Describe "Why" this is needed There is a strong suspicion that some consensus messages might be unlawfully delayed by the golang scheduler, potentially creating problems.

Describe alternatives you've considered Splitting the inbound messages between a priority queue and the normal scheduler as is

Additional context This might be related to the root cause of #1156

l0k18 commented 2 years ago

After ad-nauseum consideration of the issue I came up with this final, simple-as-possible way to implement it:

P = priority N = non-priority

For this math, 1 is zero, because zero destroys the proportion. So this is kinda ordinals.

(P+1)/(N+1)>=2

P at 3 and N at 1 gives a result that satisfies this. So does these:

1, 0 2, 0 3, 0 4, 1 5, 2 6, 2 6, 3

When this condition is satisfied, the queue consumes a priority item. Otherwise, it consumes a non-priority item.

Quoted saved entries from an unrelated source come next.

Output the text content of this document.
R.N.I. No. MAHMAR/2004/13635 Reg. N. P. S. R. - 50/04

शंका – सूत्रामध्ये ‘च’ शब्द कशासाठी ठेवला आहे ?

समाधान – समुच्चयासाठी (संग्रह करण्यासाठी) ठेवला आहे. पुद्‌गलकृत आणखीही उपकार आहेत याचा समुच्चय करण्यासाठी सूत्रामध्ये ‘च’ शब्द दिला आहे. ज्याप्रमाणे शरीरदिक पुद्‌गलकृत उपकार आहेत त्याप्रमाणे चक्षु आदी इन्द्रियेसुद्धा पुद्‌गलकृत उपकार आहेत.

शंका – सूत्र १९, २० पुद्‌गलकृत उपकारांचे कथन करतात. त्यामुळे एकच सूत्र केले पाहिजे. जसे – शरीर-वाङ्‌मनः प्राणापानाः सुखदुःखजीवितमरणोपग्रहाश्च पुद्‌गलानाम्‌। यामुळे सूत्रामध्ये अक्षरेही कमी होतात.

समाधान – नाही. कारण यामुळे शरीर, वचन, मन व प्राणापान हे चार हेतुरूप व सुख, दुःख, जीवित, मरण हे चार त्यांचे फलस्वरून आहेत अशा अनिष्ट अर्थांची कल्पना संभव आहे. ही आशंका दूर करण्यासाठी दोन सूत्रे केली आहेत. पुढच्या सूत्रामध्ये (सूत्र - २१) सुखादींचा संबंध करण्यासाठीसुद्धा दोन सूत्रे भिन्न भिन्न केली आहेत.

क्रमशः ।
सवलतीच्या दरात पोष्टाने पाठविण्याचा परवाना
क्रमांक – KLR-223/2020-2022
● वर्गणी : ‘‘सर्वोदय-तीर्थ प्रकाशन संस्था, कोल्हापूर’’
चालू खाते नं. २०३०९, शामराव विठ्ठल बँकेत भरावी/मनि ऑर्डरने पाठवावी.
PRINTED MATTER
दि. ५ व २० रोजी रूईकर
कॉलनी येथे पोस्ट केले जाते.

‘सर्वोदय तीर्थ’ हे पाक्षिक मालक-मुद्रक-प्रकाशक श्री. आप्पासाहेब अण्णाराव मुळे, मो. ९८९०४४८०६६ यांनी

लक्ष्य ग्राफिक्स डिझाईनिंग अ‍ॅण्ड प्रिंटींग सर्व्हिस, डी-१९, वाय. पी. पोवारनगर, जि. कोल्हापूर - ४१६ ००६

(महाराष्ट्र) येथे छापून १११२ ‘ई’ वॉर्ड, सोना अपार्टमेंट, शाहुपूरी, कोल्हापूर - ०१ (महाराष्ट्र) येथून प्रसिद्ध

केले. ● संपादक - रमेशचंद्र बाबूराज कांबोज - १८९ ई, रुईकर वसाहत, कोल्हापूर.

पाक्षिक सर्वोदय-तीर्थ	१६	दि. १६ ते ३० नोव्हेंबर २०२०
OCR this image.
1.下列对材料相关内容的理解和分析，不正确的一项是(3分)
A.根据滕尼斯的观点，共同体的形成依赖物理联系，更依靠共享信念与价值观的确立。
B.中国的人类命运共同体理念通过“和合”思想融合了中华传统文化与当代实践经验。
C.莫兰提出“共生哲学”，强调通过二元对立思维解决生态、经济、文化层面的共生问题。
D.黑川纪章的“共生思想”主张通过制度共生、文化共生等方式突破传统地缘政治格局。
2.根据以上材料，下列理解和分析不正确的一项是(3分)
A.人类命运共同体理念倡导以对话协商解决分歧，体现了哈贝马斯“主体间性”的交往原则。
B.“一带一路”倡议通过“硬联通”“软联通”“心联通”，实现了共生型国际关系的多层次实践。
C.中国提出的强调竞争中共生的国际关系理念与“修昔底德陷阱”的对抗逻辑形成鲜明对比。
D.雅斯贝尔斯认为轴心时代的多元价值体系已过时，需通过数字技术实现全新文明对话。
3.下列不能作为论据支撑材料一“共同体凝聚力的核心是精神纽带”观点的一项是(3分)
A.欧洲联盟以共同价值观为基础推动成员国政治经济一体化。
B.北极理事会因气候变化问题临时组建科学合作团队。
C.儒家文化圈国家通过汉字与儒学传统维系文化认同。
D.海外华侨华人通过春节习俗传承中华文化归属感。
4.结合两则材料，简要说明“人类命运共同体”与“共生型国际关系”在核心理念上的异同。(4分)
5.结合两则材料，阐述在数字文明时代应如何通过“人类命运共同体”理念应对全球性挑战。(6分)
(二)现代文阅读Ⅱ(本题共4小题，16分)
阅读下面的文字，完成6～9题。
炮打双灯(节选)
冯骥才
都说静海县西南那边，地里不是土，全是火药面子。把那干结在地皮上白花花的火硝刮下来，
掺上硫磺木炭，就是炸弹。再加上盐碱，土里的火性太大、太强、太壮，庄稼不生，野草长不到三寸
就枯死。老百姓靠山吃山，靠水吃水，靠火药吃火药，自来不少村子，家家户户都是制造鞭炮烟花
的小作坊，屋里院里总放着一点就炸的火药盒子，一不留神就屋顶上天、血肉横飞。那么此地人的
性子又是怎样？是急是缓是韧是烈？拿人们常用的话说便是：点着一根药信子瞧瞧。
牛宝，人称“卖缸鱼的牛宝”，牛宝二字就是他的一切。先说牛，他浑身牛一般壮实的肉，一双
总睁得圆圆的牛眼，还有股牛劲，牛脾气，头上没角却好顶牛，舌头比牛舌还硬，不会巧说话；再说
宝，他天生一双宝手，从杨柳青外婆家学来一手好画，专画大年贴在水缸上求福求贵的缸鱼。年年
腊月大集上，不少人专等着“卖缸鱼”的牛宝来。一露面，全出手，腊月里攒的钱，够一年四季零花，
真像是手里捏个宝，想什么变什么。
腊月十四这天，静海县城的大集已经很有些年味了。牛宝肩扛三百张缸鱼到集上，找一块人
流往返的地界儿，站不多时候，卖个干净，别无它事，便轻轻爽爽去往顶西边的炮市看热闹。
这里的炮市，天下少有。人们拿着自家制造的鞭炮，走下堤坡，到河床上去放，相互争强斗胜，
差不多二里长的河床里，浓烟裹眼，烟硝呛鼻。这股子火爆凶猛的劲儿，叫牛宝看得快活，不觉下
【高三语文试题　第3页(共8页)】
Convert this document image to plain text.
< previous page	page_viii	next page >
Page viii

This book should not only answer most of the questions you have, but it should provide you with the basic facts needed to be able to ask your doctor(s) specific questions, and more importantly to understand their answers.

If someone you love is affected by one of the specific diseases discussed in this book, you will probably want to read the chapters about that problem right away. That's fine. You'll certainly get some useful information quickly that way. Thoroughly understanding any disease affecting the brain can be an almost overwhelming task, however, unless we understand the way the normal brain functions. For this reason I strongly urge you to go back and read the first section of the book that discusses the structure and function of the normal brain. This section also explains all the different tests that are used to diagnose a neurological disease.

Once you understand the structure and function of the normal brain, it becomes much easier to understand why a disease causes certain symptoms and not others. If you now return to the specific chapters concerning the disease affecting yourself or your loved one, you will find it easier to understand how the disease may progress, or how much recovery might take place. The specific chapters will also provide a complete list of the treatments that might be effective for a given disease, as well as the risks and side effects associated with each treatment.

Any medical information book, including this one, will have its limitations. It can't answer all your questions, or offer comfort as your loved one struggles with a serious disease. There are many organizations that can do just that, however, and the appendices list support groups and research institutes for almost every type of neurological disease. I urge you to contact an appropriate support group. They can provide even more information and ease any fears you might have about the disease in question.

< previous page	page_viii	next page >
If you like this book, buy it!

l0k18 commented 2 years ago

Further refinement to add a modulus based forced selection to ensure the less filled queue still gets picked on.

closes #1206

l0k18 commented 2 years ago

Current status is a simple test that demonstrates and validates the queue does not neglect non-priority items when they are being overwhelmed by priority messages.

The previous loop with unbounded spawning of goroutines to process messages has been changed into two goroutines, one which receives messages, the other which picks messages off the queue and processes them in a single thread.

The issue of keeping everything asynchronous and avoiding spinlocks and polling lead to the addition of a multi-lane semaphore that causes the consumer to block waiting for a producer to deliver a message. The semaphore channel is loaded at the same time as the message channel, and the reader waits on a semaphore to read from the queue, in this way, until there is an item on the semaphore channel there can't be a message so any call to Pop then waits until Push has been called to provide a new semaphore.

The only thing that may be needed is if the work queue should be parallelized or not. Currently it is designed to be a single thread. Making it multiple thread is a matter of adding a loop to spawn the queue consumer thread multiple times.

l0k18 commented 2 years ago

The dangling element to close this issue is that in the test the callback fails to execute, for which reason a timeout failure mode was added.